Alessia Cara – Growing Pains
Music with a message?
[Video][Website]
[4.50]
Juana Giaimo: Alessia Cara started her career portraying what she was: a 17-year-old girl who didn’t fit in much here. “Growing Pains” continues the journey of youth, this time revealing the sadness and confusion it holds. However, although this song is about insecurities and realizing that “Ms. Know-It-All” was just a mask, her voice sounds disappointingly too confident. And the song itself is a bit bland — especially the chorus with those empty “hey”s and a synthpop production that is too safe.
[6]
Jonathan Bradley: On songs like “Here” and “Wild Things,” Alessia Cara evoked youth as affect, a means for channeling discontent or defiance. The themes sounded natural for her age, but didn’t depend on it. Cara is still young — she turned 22 a week ago — but growing pains afflict children; even as a metaphor for the uncertain path to maturity, her claim to suffering them sounds infantilizing. “Growing Pains” also demonstrates the less interesting side of early adulthood; youth can sparkle with spirit and sincerity, but it can also be tedious and self-obsessed. Cara’s extremely thorough interrogation of her career uncertainties would have been better kept to close friends and support staff.
[3]
Matias Taylor: Realizing that young isn’t always fun and grown often means alone is a well-worn topic, but Alessia portrays it with confidence and wit, a careful balance between insight and accessibility. And those “hey hey hey”s, in all their wordless glory, blare in as an antidote to the overthinking and self-doubt typical of a precocious mind.
[7]
Ryo Miyauchi: Nakedness and honesty are admirable qualities, but laying these issues bare can get a pop song only so far. “Growing Pains” isn’t the brightest mood to inhabit, but it also lacks any hooks to make the experience worthwhile. It’s almost anti-chorus, with Cara rushing to get back to the heady verses, and the tweet draft of a bridge doesn’t entertain the idea that there’s something to get back to.
[5]
Micha Cavaseno: As someone with sympathy for Alessia Cara’s earnest, occasionally grating self-importance, “Growing Pains” isn’t objectionable off the rip for me. But somewhere along the line she decided to up the influence of Lorde but without the ambition — or rather, with the ambition in less capable hands. Pop & Oak have really lost the plot here, distorting her flattest vocals into robotic farts, providing absurd “stadium smash hip-hop beats” and letting Cara’s songs just sort of meander in ways that sound less conversational than indecipherable. Making Alessia Cara sound unfocused and hazy when she’s spent so much time pushing against that is a real betrayal of her better qualities.
[2]
Alfred Soto: “A short leash and a short fuse don’t match” is an aphorism for our times, but the generic electropop is a straitjacket around Alessia Cara, whose emotional range is limited anyway.
[4]
Katherine St Asaph: Alessia Cara, more than anyone else in pop, seems genuine and grounded, and on “Growing Pains” she navigates the dark night of the Gen-Z soul with the stream-of-consciousness delivery of Julia Michaels and the earnestness of someone still unscathed by industry bullshit.
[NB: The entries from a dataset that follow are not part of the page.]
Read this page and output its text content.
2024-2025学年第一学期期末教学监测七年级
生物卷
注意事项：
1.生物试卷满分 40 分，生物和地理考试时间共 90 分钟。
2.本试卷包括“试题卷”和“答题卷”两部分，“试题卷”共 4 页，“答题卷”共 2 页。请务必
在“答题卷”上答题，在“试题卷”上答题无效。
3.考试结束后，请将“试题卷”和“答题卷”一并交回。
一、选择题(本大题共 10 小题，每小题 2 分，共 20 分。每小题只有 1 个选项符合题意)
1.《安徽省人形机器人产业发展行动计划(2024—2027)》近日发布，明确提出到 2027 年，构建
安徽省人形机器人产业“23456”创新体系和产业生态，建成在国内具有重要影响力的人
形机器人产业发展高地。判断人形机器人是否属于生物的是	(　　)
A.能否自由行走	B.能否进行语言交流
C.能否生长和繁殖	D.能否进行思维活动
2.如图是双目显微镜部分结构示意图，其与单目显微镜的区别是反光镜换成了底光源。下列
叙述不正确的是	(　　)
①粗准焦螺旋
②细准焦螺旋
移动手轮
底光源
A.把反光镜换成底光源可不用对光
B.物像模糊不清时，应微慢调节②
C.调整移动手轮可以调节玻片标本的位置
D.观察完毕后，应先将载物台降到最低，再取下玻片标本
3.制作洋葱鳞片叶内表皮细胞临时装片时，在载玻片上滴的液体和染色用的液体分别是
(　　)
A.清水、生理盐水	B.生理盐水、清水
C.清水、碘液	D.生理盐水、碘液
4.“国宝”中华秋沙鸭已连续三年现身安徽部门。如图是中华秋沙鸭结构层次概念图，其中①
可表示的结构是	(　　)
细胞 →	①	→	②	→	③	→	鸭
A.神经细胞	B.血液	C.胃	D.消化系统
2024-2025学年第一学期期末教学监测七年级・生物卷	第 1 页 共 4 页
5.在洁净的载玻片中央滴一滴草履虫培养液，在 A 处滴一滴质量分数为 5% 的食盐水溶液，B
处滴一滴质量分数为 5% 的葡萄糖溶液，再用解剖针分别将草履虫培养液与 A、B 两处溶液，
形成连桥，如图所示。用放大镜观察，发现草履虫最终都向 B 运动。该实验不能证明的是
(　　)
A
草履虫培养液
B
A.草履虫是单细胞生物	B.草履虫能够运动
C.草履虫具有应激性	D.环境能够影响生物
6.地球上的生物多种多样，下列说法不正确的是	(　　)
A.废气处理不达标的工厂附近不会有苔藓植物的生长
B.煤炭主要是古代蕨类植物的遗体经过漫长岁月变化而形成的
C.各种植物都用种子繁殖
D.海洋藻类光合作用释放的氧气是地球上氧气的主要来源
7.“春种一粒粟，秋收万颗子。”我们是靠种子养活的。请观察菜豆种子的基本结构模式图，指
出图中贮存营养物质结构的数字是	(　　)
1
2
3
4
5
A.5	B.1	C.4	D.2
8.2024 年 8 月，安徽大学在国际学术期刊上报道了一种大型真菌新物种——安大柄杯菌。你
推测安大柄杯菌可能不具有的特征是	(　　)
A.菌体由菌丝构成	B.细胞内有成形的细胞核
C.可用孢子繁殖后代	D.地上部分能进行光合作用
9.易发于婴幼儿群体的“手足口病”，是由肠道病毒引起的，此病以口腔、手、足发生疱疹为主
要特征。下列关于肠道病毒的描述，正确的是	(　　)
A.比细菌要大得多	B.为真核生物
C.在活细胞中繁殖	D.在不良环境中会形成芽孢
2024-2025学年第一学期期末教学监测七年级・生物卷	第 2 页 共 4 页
But bullshit there regardless is — specifically, the misguided belief that “genuine” and “grounded” mean bland, or “music with a message” loses its message unless set to bland adult contemporary. (The video, sort of middle-grade-series “Bad Romance,” is illustrative.) A short fuse doesn’t match a waterlogged arrangement either.
[3]
Ian Mathers: I was really hoping that Portishead sample wasn’t as load-bearing as I suspected it might have been.